30-10-2009 Makin banyak saja variasi batik khas Surabaya. Apalagi saat ini belum ada aturan tertulis tentang motif batik khas Surabaya, sehingga peluang untuk mengembangkan kreasi motif batik khas Surabaya terbuka lebar.
Lulut Sri Yuliani salah satunya. Bersama masyarakat Wonorejo, Rungkut yang menjadi mitra binaannya, dia mencoba berinovasi dengan menciptakan batik mangrove. “Batik mangrove adalah batik yang desainnya dari motif mangrove dan bahan warnanya juga dari mangrove. Tujuannya bukan hanya menjual, tapi juga melestarikan lingkungan. Satu lembar kain hanya untuk satu orang karena desainnya selalu beda,” ungkap Sri kepada reporter JJFM, Jumat (30/10).
Seperti diketahui, kawasan Wonorejo, Rungkut Surabaya dikenal sebagai kawasan hutan mangrove.

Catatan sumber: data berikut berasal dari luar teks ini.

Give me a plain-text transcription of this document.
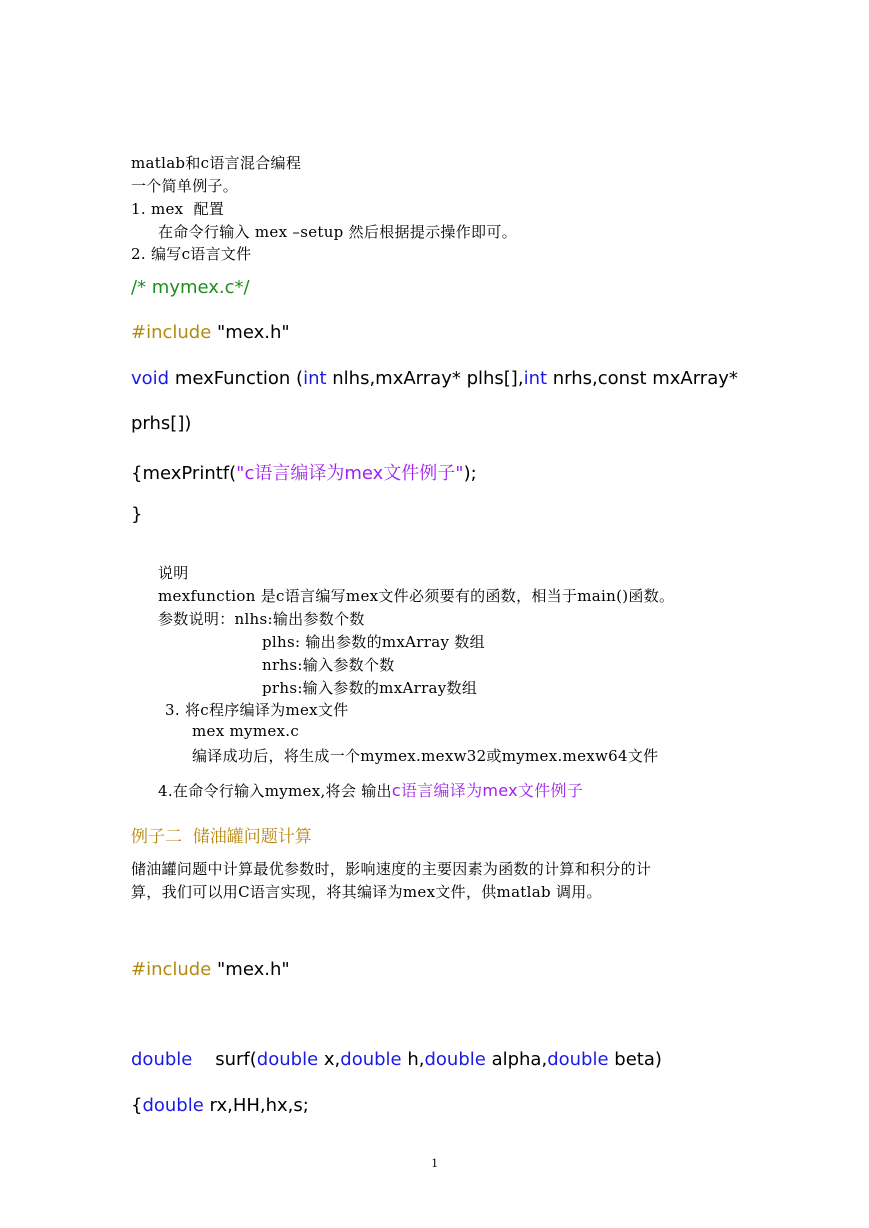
matlab和c语言混合编程
一个简单例子。
1. mex  配置
在命令行输入 mex –setup 然后根据提示操作即可。
2. 编写c语言文件
/* mymex.c*/
#include "mex.h"
void mexFunction (int nlhs,mxArray* plhs[],int nrhs,const mxArray*
prhs[])
{mexPrintf("c语言编译为mex文件例子");
}
说明
mexfunction 是c语言编写mex文件必须要有的函数，相当于main()函数。
参数说明：nlhs:输出参数个数
plhs: 输出参数的mxArray 数组
nrhs:输入参数个数
prhs:输入参数的mxArray数组
3. 将c程序编译为mex文件
mex mymex.c
编译成功后，将生成一个mymex.mexw32或mymex.mexw64文件
4.在命令行输入mymex,将会 输出c语言编译为mex文件例子
例子二  储油罐问题计算
储油罐问题中计算最优参数时，影响速度的主要因素为函数的计算和积分的计
算，我们可以用C语言实现，将其编译为mex文件，供matlab 调用。
#include "mex.h"
double    surf(double x,double h,double alpha,double beta)
{double rx,HH,hx,s;
1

Pasalnya, disana banyak tumbuh tanaman mangrove hingga menyerupai hutan.
Teknik membatiknya hampir sama dengan teknik membatik pada umumnya. Hanya satu keunggulannya yaitu setelah proses pewarnaan biasanya muncul degradasi warna dari warna muda ke warna tua dengan sendirinya. Hal ini tidak ditemukan pada teknik membatik biasa. Proses perebusan berlangsung selama 2 minggu, kemudian diikat dengan tawas dan tunjung. Proses pembuatannya sendiri berlangsung cukup lama, yaitu seminggu sampai dua minggu tergantung motif dan jumlah warna.
“Saya punya 44 motif yang sudah pakem. Tapi setiap perajin saya minta untuk kreatif agar mereka tidak hanya jadi manusia penjiplak. Sehingga antara batik yang satu dengan lainnya beda,” kata pemilik Batik Seru ini.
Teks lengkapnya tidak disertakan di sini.